Rob and I kissed each other twice – once for ourselves and once because Fifi called for an encore - put on our goggles and walked into the glassy water and started swimming.  Two hours and forty minutes later, Rob walked out. 55 minutes after him, so did I. Time disappeared for me during most of my swim, and I just felt enveloped by love. Love of swimming, love of the ocean, love of all the people involved old and new, just love. I know it sounds sappy, but it’s what it was. Until the end of course when the island didn’t want to let me come ashore. (The currrents kicked up as we knew they would, but it was still a little bit of a shock.) But if it hadn’t gotten hard, I might have felt a little cheated. The best part for me was when Mike brought his boat over and I got to see Rob and Kate. Mike helped Brian and Karen fend off the boats and ferries that were aiming for me.


Everyone was so amazing, and I want to go back. I want to swim in that water as much as I can. I know it will not always be that friendly, but I want to get to know it. I want to get to know it like family.
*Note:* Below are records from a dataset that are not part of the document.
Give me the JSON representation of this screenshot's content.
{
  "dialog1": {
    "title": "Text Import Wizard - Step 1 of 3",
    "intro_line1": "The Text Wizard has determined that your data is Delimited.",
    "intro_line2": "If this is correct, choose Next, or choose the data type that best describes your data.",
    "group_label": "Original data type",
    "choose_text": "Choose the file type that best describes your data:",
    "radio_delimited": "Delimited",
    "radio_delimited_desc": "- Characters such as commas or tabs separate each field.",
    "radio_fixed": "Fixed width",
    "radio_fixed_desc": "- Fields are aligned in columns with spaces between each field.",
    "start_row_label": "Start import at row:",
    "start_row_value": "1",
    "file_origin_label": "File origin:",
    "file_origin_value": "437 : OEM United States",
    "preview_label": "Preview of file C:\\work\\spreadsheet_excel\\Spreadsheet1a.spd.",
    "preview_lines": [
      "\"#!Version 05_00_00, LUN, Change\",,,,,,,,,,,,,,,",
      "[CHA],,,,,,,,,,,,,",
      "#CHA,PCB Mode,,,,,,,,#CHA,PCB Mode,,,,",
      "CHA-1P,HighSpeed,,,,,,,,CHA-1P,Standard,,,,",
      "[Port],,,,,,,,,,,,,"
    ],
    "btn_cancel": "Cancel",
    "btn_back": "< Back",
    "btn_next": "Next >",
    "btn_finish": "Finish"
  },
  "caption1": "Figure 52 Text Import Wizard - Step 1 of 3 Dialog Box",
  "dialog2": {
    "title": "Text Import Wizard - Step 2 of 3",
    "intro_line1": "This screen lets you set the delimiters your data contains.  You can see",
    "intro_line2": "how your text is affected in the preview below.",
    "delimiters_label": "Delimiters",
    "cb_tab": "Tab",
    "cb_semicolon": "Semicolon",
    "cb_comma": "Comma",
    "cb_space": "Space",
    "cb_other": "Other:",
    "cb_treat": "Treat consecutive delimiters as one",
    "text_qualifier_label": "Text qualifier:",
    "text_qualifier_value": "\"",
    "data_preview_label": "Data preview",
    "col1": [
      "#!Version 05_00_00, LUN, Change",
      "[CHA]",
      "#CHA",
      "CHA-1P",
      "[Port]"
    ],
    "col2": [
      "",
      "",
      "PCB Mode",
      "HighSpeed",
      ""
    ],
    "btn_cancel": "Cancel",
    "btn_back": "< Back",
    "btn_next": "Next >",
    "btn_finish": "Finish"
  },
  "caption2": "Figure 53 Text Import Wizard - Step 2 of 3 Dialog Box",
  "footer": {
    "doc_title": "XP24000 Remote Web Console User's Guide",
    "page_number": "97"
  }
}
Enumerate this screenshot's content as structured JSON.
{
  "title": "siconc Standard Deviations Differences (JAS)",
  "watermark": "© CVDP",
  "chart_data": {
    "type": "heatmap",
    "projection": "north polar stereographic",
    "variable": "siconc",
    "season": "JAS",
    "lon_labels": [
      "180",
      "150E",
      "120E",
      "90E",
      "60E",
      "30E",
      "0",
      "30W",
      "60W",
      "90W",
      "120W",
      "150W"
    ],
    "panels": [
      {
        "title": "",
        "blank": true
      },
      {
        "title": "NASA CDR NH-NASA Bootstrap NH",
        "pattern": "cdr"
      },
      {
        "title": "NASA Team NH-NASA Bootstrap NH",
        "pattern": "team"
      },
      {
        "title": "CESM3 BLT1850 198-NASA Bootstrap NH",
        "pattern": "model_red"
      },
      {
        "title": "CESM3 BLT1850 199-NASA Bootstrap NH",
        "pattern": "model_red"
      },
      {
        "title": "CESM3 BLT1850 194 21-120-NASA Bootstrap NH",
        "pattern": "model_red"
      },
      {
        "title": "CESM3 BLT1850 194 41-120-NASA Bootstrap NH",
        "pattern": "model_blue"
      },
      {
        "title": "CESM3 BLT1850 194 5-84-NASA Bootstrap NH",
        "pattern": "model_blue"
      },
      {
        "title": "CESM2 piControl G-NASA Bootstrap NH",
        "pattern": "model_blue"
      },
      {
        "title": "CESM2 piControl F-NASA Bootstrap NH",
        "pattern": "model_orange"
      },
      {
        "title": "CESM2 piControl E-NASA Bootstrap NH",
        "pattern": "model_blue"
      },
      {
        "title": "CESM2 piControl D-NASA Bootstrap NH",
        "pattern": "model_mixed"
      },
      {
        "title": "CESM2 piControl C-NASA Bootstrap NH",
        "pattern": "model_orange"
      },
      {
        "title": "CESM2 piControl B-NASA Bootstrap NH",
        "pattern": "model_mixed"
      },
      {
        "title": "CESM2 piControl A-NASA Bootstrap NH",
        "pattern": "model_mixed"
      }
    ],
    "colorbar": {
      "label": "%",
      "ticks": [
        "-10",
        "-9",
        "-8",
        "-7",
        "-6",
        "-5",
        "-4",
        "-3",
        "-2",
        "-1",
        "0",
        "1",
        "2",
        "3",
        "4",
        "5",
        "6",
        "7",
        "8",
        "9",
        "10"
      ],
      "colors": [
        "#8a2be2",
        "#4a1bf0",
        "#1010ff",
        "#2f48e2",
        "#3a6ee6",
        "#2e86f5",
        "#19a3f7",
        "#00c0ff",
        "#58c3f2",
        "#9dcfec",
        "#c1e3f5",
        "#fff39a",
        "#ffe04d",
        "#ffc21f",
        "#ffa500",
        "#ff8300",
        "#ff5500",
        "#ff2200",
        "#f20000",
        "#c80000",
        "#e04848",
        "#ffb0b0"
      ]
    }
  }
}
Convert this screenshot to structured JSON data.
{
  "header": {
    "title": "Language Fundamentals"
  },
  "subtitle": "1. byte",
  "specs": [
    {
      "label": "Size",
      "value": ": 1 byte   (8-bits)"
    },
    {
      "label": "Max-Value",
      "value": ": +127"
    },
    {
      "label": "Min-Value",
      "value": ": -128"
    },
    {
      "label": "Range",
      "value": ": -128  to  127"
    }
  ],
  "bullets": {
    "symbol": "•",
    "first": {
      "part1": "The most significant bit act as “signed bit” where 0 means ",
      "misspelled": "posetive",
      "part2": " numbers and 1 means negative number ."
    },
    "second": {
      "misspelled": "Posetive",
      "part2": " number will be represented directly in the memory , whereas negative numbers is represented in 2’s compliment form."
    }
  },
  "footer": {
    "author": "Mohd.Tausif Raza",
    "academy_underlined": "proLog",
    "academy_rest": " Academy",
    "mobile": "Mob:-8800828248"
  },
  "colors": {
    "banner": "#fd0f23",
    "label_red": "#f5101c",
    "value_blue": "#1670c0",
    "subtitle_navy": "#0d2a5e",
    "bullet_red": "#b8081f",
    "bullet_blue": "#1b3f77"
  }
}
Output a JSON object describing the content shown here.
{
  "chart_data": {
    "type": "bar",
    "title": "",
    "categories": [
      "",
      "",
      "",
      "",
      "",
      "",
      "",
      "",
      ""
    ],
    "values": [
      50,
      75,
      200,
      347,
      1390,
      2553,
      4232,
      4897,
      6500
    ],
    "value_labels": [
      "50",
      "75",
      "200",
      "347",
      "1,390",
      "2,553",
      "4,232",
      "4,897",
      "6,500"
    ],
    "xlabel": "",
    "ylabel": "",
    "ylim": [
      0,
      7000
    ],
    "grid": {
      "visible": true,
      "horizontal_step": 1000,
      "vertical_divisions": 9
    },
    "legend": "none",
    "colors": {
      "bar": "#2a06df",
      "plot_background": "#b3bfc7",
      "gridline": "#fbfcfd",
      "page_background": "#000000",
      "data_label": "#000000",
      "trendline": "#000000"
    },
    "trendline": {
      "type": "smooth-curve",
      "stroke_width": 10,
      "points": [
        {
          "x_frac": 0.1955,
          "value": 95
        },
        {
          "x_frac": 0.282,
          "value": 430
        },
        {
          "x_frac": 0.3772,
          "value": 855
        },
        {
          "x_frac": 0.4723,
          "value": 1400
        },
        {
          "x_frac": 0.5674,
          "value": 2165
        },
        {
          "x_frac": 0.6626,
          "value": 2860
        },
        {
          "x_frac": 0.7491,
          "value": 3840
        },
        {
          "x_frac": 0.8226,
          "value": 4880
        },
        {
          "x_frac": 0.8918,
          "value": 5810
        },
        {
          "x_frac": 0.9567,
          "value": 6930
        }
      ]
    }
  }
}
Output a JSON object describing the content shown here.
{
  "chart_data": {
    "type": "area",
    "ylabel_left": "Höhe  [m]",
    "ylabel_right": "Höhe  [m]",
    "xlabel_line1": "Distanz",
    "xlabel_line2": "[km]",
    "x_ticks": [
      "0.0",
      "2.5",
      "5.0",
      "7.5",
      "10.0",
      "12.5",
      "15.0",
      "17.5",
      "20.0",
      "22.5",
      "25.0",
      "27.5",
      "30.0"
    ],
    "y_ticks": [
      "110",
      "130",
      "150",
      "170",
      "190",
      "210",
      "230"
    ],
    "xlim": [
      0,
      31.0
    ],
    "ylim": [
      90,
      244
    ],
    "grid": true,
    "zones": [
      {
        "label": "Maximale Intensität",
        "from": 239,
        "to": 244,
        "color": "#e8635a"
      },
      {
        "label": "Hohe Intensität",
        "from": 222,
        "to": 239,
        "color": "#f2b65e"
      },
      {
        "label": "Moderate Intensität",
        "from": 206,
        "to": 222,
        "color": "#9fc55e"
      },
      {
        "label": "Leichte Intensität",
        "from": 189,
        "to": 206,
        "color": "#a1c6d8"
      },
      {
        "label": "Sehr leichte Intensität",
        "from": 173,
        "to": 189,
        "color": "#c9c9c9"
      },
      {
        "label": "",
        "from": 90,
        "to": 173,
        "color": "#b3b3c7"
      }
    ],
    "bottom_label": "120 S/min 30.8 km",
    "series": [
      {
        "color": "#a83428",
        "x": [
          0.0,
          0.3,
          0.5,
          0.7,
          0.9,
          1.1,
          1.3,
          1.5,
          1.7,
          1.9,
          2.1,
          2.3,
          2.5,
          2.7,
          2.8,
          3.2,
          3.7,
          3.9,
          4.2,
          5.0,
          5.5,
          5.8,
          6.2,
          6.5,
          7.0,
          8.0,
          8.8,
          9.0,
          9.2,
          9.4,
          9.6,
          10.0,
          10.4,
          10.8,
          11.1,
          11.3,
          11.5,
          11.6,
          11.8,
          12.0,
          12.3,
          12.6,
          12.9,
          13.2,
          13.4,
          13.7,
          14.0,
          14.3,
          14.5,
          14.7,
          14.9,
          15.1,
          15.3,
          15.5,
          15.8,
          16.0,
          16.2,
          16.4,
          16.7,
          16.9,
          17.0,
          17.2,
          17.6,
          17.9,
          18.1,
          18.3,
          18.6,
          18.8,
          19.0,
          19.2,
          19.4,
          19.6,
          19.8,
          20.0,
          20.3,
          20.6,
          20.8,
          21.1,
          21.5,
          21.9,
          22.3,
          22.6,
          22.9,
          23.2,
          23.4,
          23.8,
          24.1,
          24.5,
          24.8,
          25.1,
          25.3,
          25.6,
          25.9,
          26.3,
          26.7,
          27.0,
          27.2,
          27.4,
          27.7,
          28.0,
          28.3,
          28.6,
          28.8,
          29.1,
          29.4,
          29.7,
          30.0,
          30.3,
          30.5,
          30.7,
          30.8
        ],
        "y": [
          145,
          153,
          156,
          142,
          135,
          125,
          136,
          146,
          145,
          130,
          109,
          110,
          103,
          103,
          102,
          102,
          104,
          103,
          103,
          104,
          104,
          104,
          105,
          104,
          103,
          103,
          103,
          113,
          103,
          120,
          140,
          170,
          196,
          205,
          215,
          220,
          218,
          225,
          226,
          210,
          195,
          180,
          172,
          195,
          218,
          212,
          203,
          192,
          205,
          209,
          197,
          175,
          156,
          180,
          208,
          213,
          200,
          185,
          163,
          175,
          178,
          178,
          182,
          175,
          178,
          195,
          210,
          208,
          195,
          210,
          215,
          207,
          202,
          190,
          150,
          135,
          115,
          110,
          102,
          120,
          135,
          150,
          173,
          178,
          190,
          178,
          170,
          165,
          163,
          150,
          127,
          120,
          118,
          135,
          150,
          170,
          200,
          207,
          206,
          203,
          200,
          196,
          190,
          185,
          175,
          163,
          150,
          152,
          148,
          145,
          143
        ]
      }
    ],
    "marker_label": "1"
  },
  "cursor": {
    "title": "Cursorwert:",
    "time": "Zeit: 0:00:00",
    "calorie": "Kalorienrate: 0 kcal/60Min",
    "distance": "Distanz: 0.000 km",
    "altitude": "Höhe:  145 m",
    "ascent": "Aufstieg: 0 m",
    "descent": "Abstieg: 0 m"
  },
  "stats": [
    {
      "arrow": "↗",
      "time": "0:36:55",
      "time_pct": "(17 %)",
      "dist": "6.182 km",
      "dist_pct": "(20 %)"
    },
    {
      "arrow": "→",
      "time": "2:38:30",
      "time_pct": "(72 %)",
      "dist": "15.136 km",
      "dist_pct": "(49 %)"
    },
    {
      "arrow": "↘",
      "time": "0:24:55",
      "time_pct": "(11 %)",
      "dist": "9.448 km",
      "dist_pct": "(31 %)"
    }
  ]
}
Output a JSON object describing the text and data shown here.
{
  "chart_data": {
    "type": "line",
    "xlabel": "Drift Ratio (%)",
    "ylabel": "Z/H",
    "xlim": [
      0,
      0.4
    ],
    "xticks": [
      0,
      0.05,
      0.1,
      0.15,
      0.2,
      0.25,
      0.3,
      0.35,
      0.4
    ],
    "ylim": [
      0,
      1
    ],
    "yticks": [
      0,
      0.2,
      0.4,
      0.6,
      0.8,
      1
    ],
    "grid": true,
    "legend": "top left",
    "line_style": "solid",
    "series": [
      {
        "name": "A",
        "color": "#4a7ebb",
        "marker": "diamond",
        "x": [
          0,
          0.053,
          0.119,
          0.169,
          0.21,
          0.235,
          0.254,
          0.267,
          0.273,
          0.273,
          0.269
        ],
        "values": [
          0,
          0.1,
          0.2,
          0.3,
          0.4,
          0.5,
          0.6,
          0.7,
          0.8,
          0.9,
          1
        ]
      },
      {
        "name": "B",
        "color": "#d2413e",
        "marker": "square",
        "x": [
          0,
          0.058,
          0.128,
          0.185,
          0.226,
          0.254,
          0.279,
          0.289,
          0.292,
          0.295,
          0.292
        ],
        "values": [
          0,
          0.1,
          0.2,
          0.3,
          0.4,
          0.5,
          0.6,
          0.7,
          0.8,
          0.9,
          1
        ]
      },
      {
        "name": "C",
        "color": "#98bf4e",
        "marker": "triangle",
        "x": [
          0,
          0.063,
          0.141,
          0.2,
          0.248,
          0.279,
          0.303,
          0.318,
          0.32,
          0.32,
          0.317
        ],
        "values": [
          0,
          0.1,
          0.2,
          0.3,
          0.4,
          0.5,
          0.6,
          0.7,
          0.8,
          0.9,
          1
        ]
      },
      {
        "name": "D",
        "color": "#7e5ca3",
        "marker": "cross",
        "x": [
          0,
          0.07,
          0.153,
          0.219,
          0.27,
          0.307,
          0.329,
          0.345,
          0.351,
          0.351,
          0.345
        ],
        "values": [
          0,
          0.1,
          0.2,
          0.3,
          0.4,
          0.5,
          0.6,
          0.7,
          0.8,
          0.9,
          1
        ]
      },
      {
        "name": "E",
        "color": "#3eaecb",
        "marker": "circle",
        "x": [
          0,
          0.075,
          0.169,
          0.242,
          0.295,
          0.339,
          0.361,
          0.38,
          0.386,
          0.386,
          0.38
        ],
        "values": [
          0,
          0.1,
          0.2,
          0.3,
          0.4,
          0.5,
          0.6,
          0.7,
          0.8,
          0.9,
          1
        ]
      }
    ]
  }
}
I want to learn more from the people who helped us. I want to do something, anything for them. It was home.
Rob said the swim was all he could have hoped for and that the week we spent on the Cape was more than he could have hoped for. And that week would never have happened if we hadn’t decided to do the swim which started out so scary in our minds when we were planning and ended up so sweet. Life moves in funny ways, just like water.
Now is the strange time. The lonely time after all the effort. It took eight people to get us across that water and I will always feel bound to them. I hope they don’t mind.
And I feel even more connected to my husband and his past and who and what made him. It was a big crazy goal to do what we did and we were rewarded. Now to pay it back somehow.
Thank you to everyone, from the bottom of my heart. I can see that we’re home.